Re: [PATCH v4] srcu: Clarify comments on memory barrier "E"

From: Paul E. McKenney
Date: Tue Feb 07 2023 - 22:38:43 EST


On Sat, Jan 28, 2023 at 09:09:04PM -0800, Paul E. McKenney wrote:
> On Sat, Jan 28, 2023 at 04:16:34PM -0500, Joel Fernandes wrote:
> > On Sat, Jan 28, 2023 at 1:24 PM Paul E. McKenney <paulmck@xxxxxxxxxx> wrote:
> > >
> > > On Sat, Jan 28, 2023 at 03:59:01AM +0000, Joel Fernandes (Google) wrote:
> > > > During a flip, we have a full memory barrier before srcu_idx is incremented.
> > > >
> > > > The idea is we intend to order the first phase scan's read of lock
> > > > counters with the flipping of the index.
> > > >
> > > > However, such ordering is already enforced because of the
> > > > control-dependency between the 2 scans. We would be flipping the index
> > > > only if lock and unlock counts matched.
> > > >
> > > > But such match will not happen if there was a pending reader before the flip
> > > > in the first place (observation courtesy Mathieu Desnoyers).
> > > >
> > > > The litmus test below shows this:
> > > > (test courtesy Frederic Weisbecker, Changes for ctrldep by Boqun/me):
> > >
> > > Much better, thank you!
> > >
> > > I of course did the usual wordsmithing, as shown below. Does this
> > > version capture your intent and understanding?
> > >
> >
> > It looks good to me.
> > According to [1] , the architecture at least should not be reordering
> > read-write control dependency. Only read-read is problematic. But I am
> > not 100% sure, is that not true?
>
> Agreed, READ_ONCE() or stronger through condition to WRITE_ONCE()
> or stronger is ordered. Replace that WRITE_ONCE() with any type of
> unordered read and all bets are off.
>
> And now that the ARM folks chimed in, this is a solid guarantee at
> the hardware level.
>
> Not so much at the compiler level. Oddly enough, compilers do provide
> ordering for plain C-language stores, but that is helpful only if no
> other CPU or thread is concurrently accessing that variable.
>
> > For the compiler, you are saying that read-write control dependency
> > can be reordered even with *ONCE() accesses? In other words, the
> > flipping of idx can happen in ->po order before the locks and unlock
> > counts match? That sounds sort of like a broken compiler.
>
> One case where a sane compiler can reasonably enable the hardware to
> do the reordering is where you have the same WRITE_ONCE() in both the
> then-clause and else-clause of an "if" statement. Another is if it can
> somehow prove something about the value returned from that READ_ONCE(),
> for example, if that value is used to index a singleton array, then the
> compiler has to do the READ_ONCE(), but it can then assume that the
> value returned was zero, throwing away the real value returned.
>
> Fun with undefined behavior!
>
> > [1] https://lpc.events/event/7/contributions/821/attachments/598/1075/LPC_2020_--_Dependency_ordering.pdf
> >
> > More comments below:

Except that it was pointed out to me that the Co-developed-by tags also
need Signed-off-by tags. If there are no objections to the update shown
below, I will fix this on my next rebase.

Thanx, Paul

------------------------------------------------------------------------

commit 6c135bb38c55d354527a6659cbf2f4e7e20b4360
Author: Joel Fernandes (Google) <joel@xxxxxxxxxxxxxxxxx>
Date: Sat Jan 28 03:59:01 2023 +0000

srcu: Clarify comments on memory barrier "E"

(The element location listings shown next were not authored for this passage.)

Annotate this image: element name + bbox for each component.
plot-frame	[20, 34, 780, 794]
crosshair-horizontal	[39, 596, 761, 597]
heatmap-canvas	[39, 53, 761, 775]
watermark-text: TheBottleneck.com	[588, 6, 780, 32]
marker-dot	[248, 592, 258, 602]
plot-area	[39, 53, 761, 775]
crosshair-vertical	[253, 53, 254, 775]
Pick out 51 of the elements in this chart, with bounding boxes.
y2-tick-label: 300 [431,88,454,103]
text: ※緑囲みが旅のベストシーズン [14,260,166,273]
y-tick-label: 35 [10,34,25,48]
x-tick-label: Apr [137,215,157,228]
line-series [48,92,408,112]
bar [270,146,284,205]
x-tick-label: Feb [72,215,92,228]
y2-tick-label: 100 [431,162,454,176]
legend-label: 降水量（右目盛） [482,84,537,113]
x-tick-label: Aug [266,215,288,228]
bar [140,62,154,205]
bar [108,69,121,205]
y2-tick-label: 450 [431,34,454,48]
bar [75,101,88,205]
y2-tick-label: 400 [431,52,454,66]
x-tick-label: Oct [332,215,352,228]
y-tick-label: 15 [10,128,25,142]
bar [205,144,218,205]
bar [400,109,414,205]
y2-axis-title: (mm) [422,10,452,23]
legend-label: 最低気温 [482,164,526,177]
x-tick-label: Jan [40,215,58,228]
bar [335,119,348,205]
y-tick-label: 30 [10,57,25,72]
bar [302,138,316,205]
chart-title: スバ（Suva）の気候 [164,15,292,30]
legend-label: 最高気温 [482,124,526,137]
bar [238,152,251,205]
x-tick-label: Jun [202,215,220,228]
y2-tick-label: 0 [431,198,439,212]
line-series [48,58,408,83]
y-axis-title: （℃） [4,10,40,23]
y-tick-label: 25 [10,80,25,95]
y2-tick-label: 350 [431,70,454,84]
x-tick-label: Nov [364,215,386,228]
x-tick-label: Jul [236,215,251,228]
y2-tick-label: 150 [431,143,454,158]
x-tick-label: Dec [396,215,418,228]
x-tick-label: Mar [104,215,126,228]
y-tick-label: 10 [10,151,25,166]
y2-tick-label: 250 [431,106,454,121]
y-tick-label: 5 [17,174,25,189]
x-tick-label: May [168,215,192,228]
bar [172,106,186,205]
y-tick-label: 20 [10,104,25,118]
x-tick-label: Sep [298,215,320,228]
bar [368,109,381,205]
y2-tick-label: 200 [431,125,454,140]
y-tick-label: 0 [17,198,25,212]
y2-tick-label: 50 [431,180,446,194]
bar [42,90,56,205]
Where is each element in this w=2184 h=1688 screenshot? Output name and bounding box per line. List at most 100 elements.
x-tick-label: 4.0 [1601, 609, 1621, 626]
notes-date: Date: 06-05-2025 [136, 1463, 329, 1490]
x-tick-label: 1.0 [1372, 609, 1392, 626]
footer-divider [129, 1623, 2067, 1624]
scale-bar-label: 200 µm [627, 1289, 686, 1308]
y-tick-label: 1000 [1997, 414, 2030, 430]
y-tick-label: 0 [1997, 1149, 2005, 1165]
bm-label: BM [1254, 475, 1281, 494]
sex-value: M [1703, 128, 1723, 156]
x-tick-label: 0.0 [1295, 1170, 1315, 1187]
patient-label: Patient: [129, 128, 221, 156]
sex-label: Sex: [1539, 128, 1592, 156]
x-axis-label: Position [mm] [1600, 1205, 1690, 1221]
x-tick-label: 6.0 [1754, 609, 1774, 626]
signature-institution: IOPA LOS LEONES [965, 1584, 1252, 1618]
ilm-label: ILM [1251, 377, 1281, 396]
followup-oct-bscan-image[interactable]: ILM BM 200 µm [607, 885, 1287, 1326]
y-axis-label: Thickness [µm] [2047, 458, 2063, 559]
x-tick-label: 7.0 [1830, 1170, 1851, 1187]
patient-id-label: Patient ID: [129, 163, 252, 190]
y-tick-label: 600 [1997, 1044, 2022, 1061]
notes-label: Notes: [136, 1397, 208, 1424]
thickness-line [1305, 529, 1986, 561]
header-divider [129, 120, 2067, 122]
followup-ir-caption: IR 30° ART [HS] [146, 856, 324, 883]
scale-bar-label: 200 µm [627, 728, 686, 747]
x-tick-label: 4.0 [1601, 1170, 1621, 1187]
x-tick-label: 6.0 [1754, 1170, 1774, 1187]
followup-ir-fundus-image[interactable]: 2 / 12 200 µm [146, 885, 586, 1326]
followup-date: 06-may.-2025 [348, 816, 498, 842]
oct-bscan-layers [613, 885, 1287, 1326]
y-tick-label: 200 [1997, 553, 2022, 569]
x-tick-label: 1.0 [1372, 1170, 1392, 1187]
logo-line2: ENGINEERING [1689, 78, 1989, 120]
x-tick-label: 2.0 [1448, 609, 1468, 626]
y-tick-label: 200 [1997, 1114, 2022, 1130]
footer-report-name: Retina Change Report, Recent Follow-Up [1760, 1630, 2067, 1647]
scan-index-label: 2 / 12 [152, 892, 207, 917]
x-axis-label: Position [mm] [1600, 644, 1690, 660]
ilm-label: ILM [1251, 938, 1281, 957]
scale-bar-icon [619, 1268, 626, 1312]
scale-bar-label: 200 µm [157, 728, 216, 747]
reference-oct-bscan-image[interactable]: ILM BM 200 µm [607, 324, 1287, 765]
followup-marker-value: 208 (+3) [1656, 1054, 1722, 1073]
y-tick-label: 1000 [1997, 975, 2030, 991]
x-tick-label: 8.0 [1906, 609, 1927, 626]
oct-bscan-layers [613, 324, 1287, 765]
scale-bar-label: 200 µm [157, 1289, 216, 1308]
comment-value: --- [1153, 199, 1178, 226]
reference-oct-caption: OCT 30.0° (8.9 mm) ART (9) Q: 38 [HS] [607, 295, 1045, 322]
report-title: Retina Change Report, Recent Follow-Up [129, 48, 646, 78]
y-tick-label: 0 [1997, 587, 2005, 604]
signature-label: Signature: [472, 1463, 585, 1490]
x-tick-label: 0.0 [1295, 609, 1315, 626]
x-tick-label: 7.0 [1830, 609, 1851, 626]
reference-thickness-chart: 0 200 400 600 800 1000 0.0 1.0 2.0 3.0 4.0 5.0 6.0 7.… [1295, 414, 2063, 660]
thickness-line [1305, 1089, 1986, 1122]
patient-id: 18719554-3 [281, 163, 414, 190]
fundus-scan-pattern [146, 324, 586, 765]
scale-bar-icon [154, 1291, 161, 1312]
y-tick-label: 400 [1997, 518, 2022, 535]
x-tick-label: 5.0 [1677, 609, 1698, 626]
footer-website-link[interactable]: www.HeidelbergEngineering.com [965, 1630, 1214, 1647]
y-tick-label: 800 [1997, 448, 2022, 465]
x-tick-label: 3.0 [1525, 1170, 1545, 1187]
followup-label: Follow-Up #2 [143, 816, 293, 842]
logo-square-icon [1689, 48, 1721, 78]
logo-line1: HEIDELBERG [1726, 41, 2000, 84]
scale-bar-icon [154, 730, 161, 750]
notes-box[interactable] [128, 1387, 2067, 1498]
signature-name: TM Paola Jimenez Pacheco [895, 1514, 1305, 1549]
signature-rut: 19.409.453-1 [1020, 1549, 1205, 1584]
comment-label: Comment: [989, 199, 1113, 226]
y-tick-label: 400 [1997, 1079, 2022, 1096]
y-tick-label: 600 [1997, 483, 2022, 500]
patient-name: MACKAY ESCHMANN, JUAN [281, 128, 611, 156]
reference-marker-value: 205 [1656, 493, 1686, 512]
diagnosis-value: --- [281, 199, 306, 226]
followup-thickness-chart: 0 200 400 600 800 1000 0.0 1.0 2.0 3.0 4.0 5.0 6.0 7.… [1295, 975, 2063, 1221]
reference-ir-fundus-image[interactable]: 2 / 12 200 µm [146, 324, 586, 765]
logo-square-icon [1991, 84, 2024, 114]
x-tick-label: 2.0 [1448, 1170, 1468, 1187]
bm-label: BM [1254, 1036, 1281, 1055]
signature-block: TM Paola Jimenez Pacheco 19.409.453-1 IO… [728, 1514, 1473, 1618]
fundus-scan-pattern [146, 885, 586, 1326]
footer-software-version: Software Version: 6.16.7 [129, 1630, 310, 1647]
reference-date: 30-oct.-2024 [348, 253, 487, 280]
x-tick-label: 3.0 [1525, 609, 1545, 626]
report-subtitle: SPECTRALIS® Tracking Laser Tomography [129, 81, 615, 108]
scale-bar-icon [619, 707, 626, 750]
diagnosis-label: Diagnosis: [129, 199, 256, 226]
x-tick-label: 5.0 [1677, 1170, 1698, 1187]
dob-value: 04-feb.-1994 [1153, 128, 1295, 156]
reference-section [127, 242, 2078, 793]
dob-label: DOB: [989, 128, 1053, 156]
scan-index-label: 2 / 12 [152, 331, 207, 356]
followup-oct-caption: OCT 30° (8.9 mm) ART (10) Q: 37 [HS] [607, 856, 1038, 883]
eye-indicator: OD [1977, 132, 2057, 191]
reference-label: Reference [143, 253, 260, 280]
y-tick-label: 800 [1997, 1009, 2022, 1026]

There is an smp_mb() named "E" in srcu_flip() immediately before the
increment (flip) of the srcu_struct structure's ->srcu_idx.

The purpose of E is to order the preceding scan's read of lock counters
against the flipping of the ->srcu_idx, in order to prevent new readers
from continuing to use the old ->srcu_idx value, which might needlessly
extend the grace period.

However, this ordering is already enforced because of the control
dependency between the preceding scan and the ->srcu_idx flip.
This control dependency exists because atomic_long_read() is used
to scan the counts, because WRITE_ONCE() is used to flip ->srcu_idx,
and because ->srcu_idx is not flipped until the ->srcu_lock_count[] and
->srcu_unlock_count[] counts match. And such a match cannot happen when
there is an in-flight reader that started before the flip (observation
courtesy Mathieu Desnoyers).

The litmus test below (courtesy of Frederic Weisbecker, with changes
for ctrldep by Boqun and Joel) shows this:

C srcu
(*
* bad condition: P0's first scan (SCAN1) saw P1's idx=0 LOCK count inc, though P1 saw flip.
*
* So basically, the ->po ordering on both P0 and P1 is enforced via ->ppo
* (control deps) on both sides, and both P0 and P1 are interconnected by ->rf
* relations. Combining the ->ppo with ->rf, a cycle is impossible.
*)

{}

// updater
P0(int *IDX, int *LOCK0, int *UNLOCK0, int *LOCK1, int *UNLOCK1)
{
int lock1;
int unlock1;
int lock0;
int unlock0;

// SCAN1
unlock1 = READ_ONCE(*UNLOCK1);
smp_mb(); // A
lock1 = READ_ONCE(*LOCK1);

// FLIP
if (lock1 == unlock1) { // Control dep
smp_mb(); // E // Remove E and still passes.
WRITE_ONCE(*IDX, 1);
smp_mb(); // D

// SCAN2
unlock0 = READ_ONCE(*UNLOCK0);
smp_mb(); // A
lock0 = READ_ONCE(*LOCK0);
}
}

// reader
P1(int *IDX, int *LOCK0, int *UNLOCK0, int *LOCK1, int *UNLOCK1)
{
int tmp;
int idx1;
int idx2;

// 1st reader
idx1 = READ_ONCE(*IDX);
if (idx1 == 0) { // Control dep
tmp = READ_ONCE(*LOCK0);
WRITE_ONCE(*LOCK0, tmp + 1);
smp_mb(); /* B and C */
tmp = READ_ONCE(*UNLOCK0);
WRITE_ONCE(*UNLOCK0, tmp + 1);
} else {
tmp = READ_ONCE(*LOCK1);
WRITE_ONCE(*LOCK1, tmp + 1);
smp_mb(); /* B and C */
tmp = READ_ONCE(*UNLOCK1);
WRITE_ONCE(*UNLOCK1, tmp + 1);
}
}

exists (0:lock1=1 /\ 1:idx1=1)

More complicated litmus tests with multiple SRCU readers also show that
memory barrier E is not needed.

This commit therefore clarifies the comment on memory barrier E.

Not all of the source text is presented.